Best Buy’s Dunn May Be Able to Get $3.35 Million Package
Dunn, 52, is entitled to as much as $1.15 million in stock options if his departure is determined to be voluntary, according to a proxy filing last year. He would get an additional $2.2 million in cash if his departure were deemed involuntary. If the board decided he was fired for cause, he could get nothing. The company said Dunn’s departure was part of a “mutual agreement” last week.
Best Buy’s board must weigh the options of providing compensation to the departed CEO or risking legal action if it chooses to pay nothing. Companies typically opt to pay something given the high costs of litigation, said Charles Elson, director of the John L. Weinberg Center for Corporate Governance at the University of Delaware.
“It is time-consuming and costly for a company to fight in court,” Elson said in a telephone interview. “The legal fees climb quickly and eat into the savings of avoiding a severance package. It is rare that a CEO gets nothing.”
Greg Hitt, a spokesman for Best Buy’s board, declined to comment beyond saying that the severance agreement will be disclosed when it is completed. Ron Hutcheson, also a spokesman for Best Buy’s board, said the company won’t discuss possible scenarios and that the investigation is continuing. Dunn didn’t respond to two e-mail requests for an interview.
Law Firm Hired
Best Buy’s board has hired Washington law firm WilmerHale for the probe of Dunn’s conduct, with former U.S. Securities and Exchange Commission Director of Enforcement William R. McLucas and former U.S. Attorney for Colorado Thomas Strickland assigned to the case. That probe centers on the possible misuse of company resources while having an inappropriate relationship with a 29-year-old female subordinate, two people familiar with the matter have said.
Companies in such situations may negotiate a deal and deviate from the severance agreement that is stated in public documents, Elson said.
Some severance packages have even been large enough to come under scrutiny in recent years, said Alan Johnson, managing director of New York-based compensation consulting firm Johnson Associates.
Former Home Depot Inc. (HD) Chairman and CEO Robert Nardelli received about $98.5 million in severance payments as part of his 2006 compensation.

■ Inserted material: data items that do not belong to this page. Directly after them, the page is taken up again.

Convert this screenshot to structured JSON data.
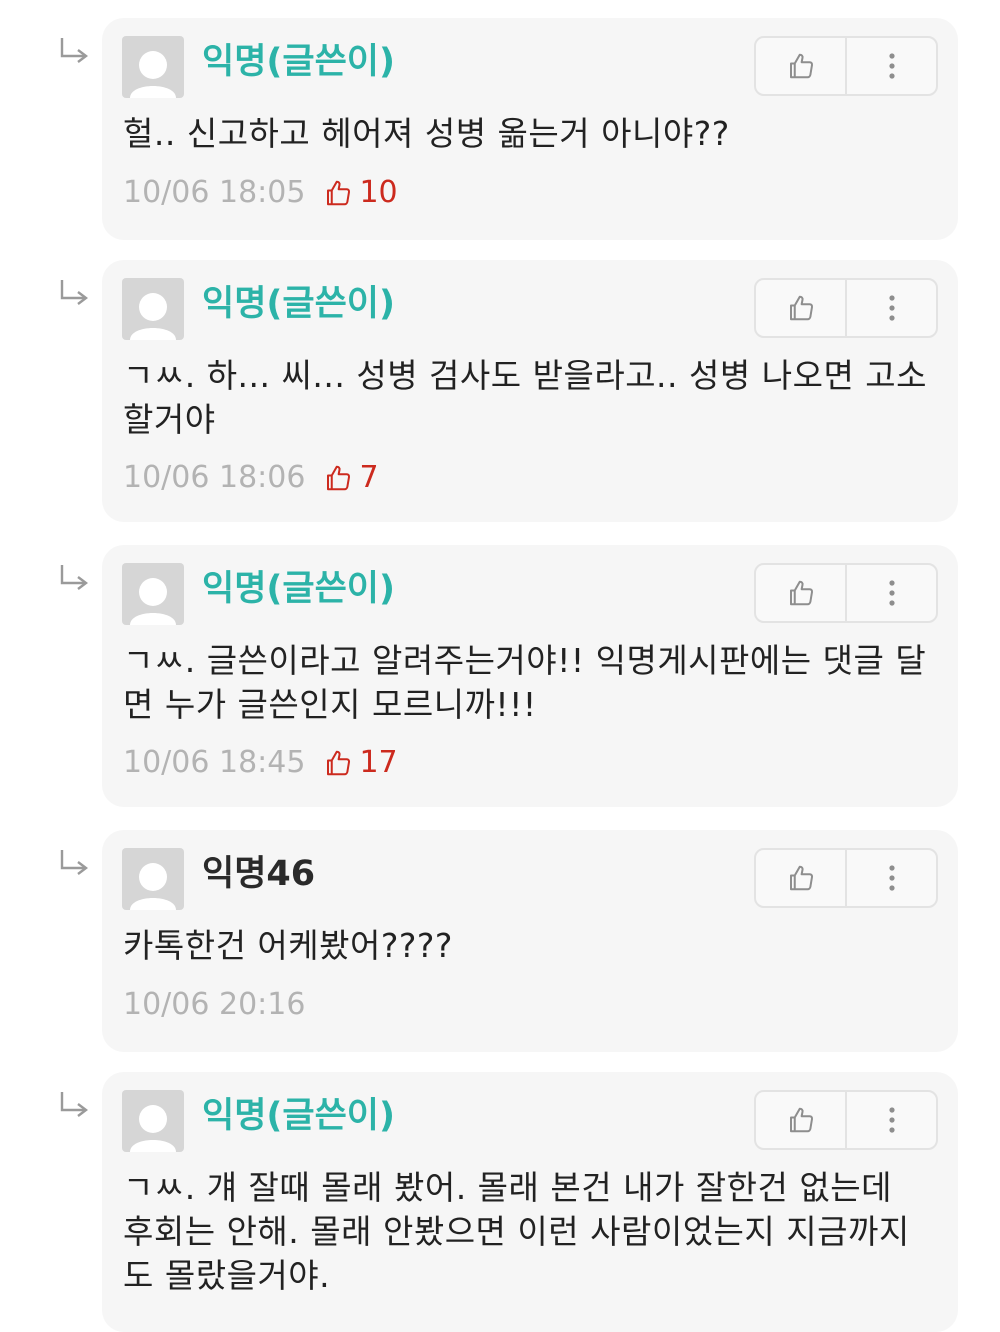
{
  "colors": {
    "op_author": "#2cb3a8",
    "author": "#2a2a2a",
    "like_count": "#cc2a1e",
    "timestamp": "#b3b3b3",
    "card_bg": "#f6f6f6"
  },
  "icons": {
    "reply": "reply-arrow-icon",
    "avatar": "default-user-icon",
    "like_button": "thumbs-up-icon",
    "more_button": "more-vertical-icon",
    "like_count": "thumbs-up-icon"
  },
  "comments": [
    {
      "author": "익명(글쓴이)",
      "body": "헐.. 신고하고 헤어져 성병 옮는거 아니야??",
      "time": "10/06 18:05",
      "likes": "10"
    },
    {
      "author": "익명(글쓴이)",
      "body": "ㄱㅆ. 하... 씨... 성병 검사도 받을라고.. 성병 나오면 고소할거야",
      "time": "10/06 18:06",
      "likes": "7"
    },
    {
      "author": "익명(글쓴이)",
      "body": "ㄱㅆ. 글쓴이라고 알려주는거야!! 익명게시판에는 댓글 달면 누가 글쓴인지 모르니까!!!",
      "time": "10/06 18:45",
      "likes": "17"
    },
    {
      "author": "익명46",
      "body": "카톡한건 어케봤어????",
      "time": "10/06 20:16",
      "likes": ""
    },
    {
      "author": "익명(글쓴이)",
      "body": "ㄱㅆ. 걔 잘때 몰래 봤어. 몰래 본건 내가 잘한건 없는데 후회는 안해. 몰래 안봤으면 이런 사람이었는지 지금까지도 몰랐을거야."
    }
  ]
}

Former Hewlett-Packard Co. (HPQ) CEO Mark Hurd’s severance package has been estimated at as much as $40 million in court documents in a shareholder lawsuit. The severance package for former HP CEO Carly Fiorina was valued at about $42 million in a 2006 lawsuit.

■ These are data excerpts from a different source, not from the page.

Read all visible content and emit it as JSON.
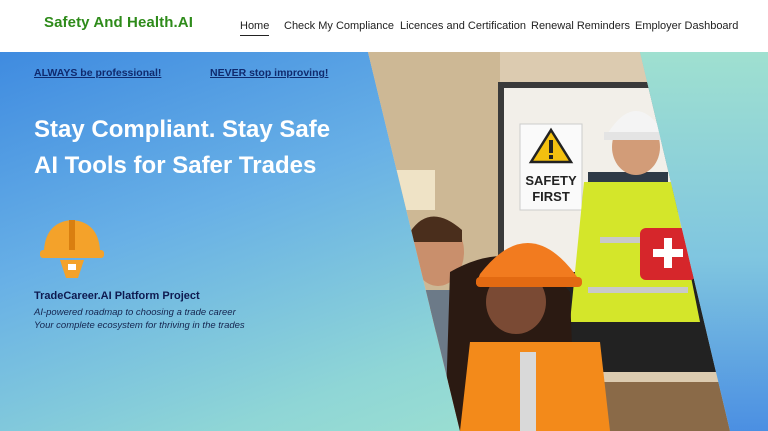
{
  "header": {
    "logo": "Safety And Health.AI",
    "nav": [
      {
        "label": "Home",
        "active": true
      },
      {
        "label": "Check My Compliance"
      },
      {
        "label": "Licences and Certification"
      },
      {
        "label": "Renewal Reminders"
      },
      {
        "label": "Employer Dashboard"
      }
    ]
  },
  "hero": {
    "tagline_left": "ALWAYS be professional!",
    "tagline_right": "NEVER stop improving!",
    "headline_1": "Stay Compliant. Stay Safe",
    "headline_2": "AI Tools for Safer Trades",
    "icon": "hard-hat-icon",
    "project_title": "TradeCareer.AI Platform Project",
    "project_line_1": "AI-powered roadmap to choosing a trade career",
    "project_line_2": "Your complete ecosystem for thriving in the trades",
    "photo": {
      "sign_text_1": "SAFETY",
      "sign_text_2": "FIRST"
    }
  }
}
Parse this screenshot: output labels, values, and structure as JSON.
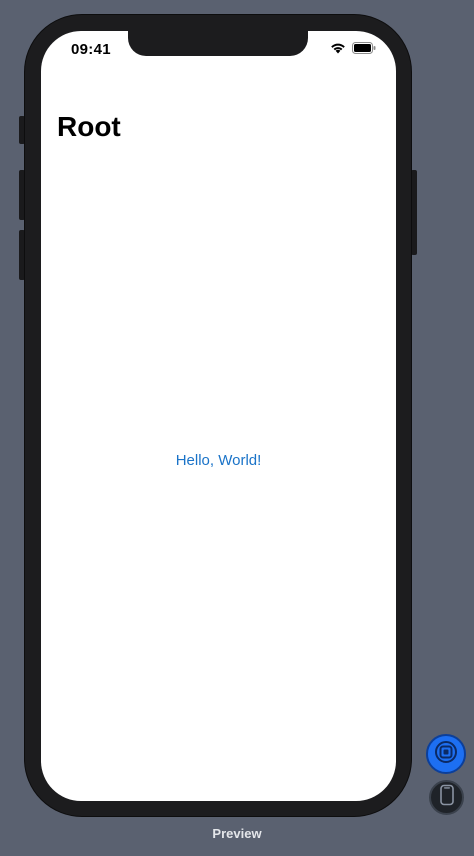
{
  "status_bar": {
    "time": "09:41"
  },
  "navigation": {
    "title": "Root"
  },
  "content": {
    "link_text": "Hello, World!"
  },
  "footer": {
    "label": "Preview"
  },
  "icons": {
    "wifi": "wifi-icon",
    "battery": "battery-icon",
    "live_preview": "live-preview-icon",
    "device": "device-icon"
  },
  "colors": {
    "background": "#5a6170",
    "link": "#1a73c8",
    "live_preview_button": "#1d6ff2"
  }
}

“If they give him an outsize package, employees will be livid,” Johnson said of Dunn.
Director G. Mike Mikan is serving as Best Buy’s CEO while the board seeks a permanent replacement. The company has said that search may take as long as nine months.
Best Buy’s board last year boosted Dunn’s base salary 10 percent to $1.06 million, citing his initiative to spur revenue growth from connecting mobile phones, tablet computers and other gadgets to one another. The board also praised Dunn for “living and teaching company values” and his “maturity” in the role of CEO, according to the filing.

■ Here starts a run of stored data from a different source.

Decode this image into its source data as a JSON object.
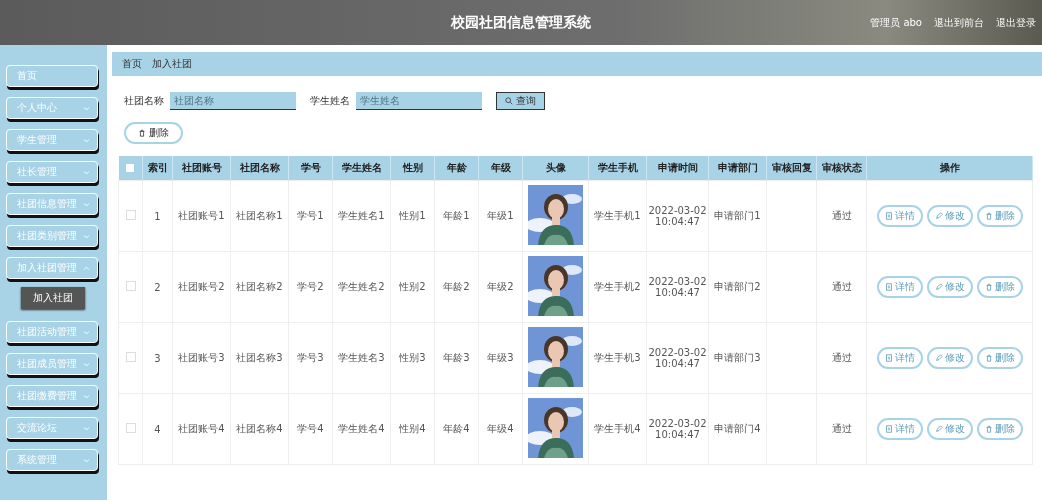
{
  "header": {
    "title": "校园社团信息管理系统",
    "user": "管理员 abo",
    "links": [
      "退出到前台",
      "退出登录"
    ]
  },
  "sidebar": {
    "items": [
      {
        "label": "首页"
      },
      {
        "label": "个人中心",
        "expanded": false
      },
      {
        "label": "学生管理",
        "expanded": false
      },
      {
        "label": "社长管理",
        "expanded": false
      },
      {
        "label": "社团信息管理",
        "expanded": false
      },
      {
        "label": "社团类别管理",
        "expanded": false
      },
      {
        "label": "加入社团管理",
        "expanded": true,
        "children": [
          {
            "label": "加入社团",
            "selected": true
          }
        ]
      },
      {
        "label": "社团活动管理",
        "expanded": false
      },
      {
        "label": "社团成员管理",
        "expanded": false
      },
      {
        "label": "社团缴费管理",
        "expanded": false
      },
      {
        "label": "交流论坛",
        "expanded": false
      },
      {
        "label": "系统管理",
        "expanded": false
      }
    ]
  },
  "breadcrumb": [
    "首页",
    "加入社团"
  ],
  "search": {
    "fields": [
      {
        "label": "社团名称",
        "placeholder": "社团名称"
      },
      {
        "label": "学生姓名",
        "placeholder": "学生姓名"
      }
    ],
    "button": "查询"
  },
  "delete_button": "删除",
  "table": {
    "header_checked": false,
    "columns": [
      "索引",
      "社团账号",
      "社团名称",
      "学号",
      "学生姓名",
      "性别",
      "年龄",
      "年级",
      "头像",
      "学生手机",
      "申请时间",
      "申请部门",
      "审核回复",
      "审核状态",
      "操作"
    ],
    "rows": [
      {
        "checked": false,
        "cells": [
          "1",
          "社团账号1",
          "社团名称1",
          "学号1",
          "学生姓名1",
          "性别1",
          "年龄1",
          "年级1"
        ],
        "avatar": {
          "kind": "picture"
        },
        "cells2": [
          "学生手机1",
          "2022-03-02 10:04:47",
          "申请部门1"
        ],
        "status": "通过",
        "actions": [
          "详情",
          "修改",
          "删除"
        ]
      },
      {
        "checked": false,
        "cells": [
          "2",
          "社团账号2",
          "社团名称2",
          "学号2",
          "学生姓名2",
          "性别2",
          "年龄2",
          "年级2"
        ],
        "avatar": {
          "kind": "picture"
        },
        "cells2": [
          "学生手机2",
          "2022-03-02 10:04:47",
          "申请部门2"
        ],
        "status": "通过",
        "actions": [
          "详情",
          "修改",
          "删除"
        ]
      },
      {
        "checked": false,
        "cells": [
          "3",
          "社团账号3",
          "社团名称3",
          "学号3",
          "学生姓名3",
          "性别3",
          "年龄3",
          "年级3"
        ],
        "avatar": {
          "kind": "picture"
        },
        "cells2": [
          "学生手机3",
          "2022-03-02 10:04:47",
          "申请部门3"
        ],
        "status": "通过",
        "actions": [
          "详情",
          "修改",
          "删除"
        ]
      },
      {
        "checked": false,
        "cells": [
          "4",
          "社团账号4",
          "社团名称4",
          "学号4",
          "学生姓名4",
          "性别4",
          "年龄4",
          "年级4"
        ],
        "avatar": {
          "kind": "picture"
        },
        "cells2": [
          "学生手机4",
          "2022-03-02 10:04:47",
          "申请部门4"
        ],
        "status": "通过",
        "actions": [
          "详情",
          "修改",
          "删除"
        ]
      }
    ]
  }
}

For the year, Dunn’s total compensation fell 51 percent to $5.03 million after he received less in option awards and incentive compensation.
The former CEO has “some operating room” because he can drag out negotiations over severance, according to Mark Borges, a principal for San Francisco-based Compensia Inc.
“The question for the company is how much bad or negative publicity is this going to create for them,” said Borges, who’s based in Washington. “They’re asking, ‘At what cost do we prefer to have this settled and behind us?’”
Even if Dunn has some leverage, the board will be under pressure to avoid paying a big settlement because Best Buy’s performance languished in recent years, said David Schmidt, a senior consultant with James F. Reda & Associates, a New York- based executive compensation consulting firm.
Best Buy posted a $1.23 billion loss in its most recent fiscal year, its first since the company’s fiscal 1991, amid competition from Internet retailers such as Amazon.com Inc. The shares have declined 29 percent in the past 12 months, compared with a 16 percent gain for the Standard & Poor’s 500 Retailing Index. The company said last month it plans to close 50 U.S. big-box stores this year.
“Here is someone who ran a company that hasn’t done very well,” said Schmidt, whose firm is a unit of Arthur J. Gallagher & Co. (AJG) of Itasca, Illinois. “For him to have done these things and then get paid on top of it, it doesn’t look good for the board.”